Yvonne Ambrose is a mom from Chicago. She said her 16-year-old daughter, Desiree, was murdered after being sold for sex on Backpage.com.
“If there were stricter rules in place, my child would be alive today.”
The National Center for Exploited and Missing Children says more than 80 percent of reported child trafficking happens online.
Portman said that’s why he introduced the “Stop Enabling Sex Traffickers Act,” or SESTA.
“As a dad of three kids, you can’t believe it’s happening in this country. It’s a stain on our national character, as far as I’m concerned.”
Portman wants to update the Communications Decency Act, which protects websites from being liable for their users’ content.

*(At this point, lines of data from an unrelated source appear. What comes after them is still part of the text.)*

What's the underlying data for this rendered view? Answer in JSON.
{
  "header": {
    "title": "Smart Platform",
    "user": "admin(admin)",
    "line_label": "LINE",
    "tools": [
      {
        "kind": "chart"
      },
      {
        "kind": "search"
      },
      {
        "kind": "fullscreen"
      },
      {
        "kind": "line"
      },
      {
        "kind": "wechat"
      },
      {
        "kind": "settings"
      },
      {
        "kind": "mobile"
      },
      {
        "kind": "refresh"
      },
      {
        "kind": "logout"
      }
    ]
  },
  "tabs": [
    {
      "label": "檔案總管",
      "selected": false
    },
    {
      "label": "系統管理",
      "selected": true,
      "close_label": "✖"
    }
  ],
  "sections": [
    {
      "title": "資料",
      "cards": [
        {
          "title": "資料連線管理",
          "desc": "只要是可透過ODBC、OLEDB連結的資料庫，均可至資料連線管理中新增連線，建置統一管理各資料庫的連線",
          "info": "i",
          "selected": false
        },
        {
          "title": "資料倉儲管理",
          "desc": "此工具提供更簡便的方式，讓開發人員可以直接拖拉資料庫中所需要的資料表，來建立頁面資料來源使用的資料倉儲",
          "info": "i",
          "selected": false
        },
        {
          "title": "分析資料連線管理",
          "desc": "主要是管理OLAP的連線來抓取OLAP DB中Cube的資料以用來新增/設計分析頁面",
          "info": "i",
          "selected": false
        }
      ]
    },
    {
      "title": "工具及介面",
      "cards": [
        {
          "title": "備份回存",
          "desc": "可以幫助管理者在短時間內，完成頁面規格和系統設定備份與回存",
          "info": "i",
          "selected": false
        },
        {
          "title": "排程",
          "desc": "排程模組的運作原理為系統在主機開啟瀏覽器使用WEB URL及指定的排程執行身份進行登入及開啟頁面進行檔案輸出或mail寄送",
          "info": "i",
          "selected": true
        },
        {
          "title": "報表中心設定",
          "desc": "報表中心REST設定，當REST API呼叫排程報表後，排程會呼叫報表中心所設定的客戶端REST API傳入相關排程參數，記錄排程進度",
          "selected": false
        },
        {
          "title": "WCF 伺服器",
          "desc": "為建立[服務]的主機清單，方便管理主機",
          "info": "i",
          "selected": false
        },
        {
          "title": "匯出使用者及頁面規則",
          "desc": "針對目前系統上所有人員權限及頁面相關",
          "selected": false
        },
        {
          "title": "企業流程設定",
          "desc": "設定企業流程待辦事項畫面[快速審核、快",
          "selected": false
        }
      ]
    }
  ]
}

The California Attorney General told Congress the 1996 law needs to allow states to prosecute sites that knowingly facilitate trafficking.
But not everyone is on board with this bill. The Internet Association, which represents tech giants like Google and Facebook, says SESTA will open the door for “frivolous lawsuits” against tech companies.
It says SESTA “introduces overly broad concepts of criminal and civil liability that creates legal uncertainty and risk for legitimate actors.”
Portman said companies that are not knowingly engaged in sex trafficking have nothing to worry about.
“They have to understand, there are bad actors out there who they are protecting by trying to block this legislation.”
Ambrose said traffickers are using the internet to make millions of dollars and begged Congress to act.
“Not only for my baby but for the protection of yours and others to come.”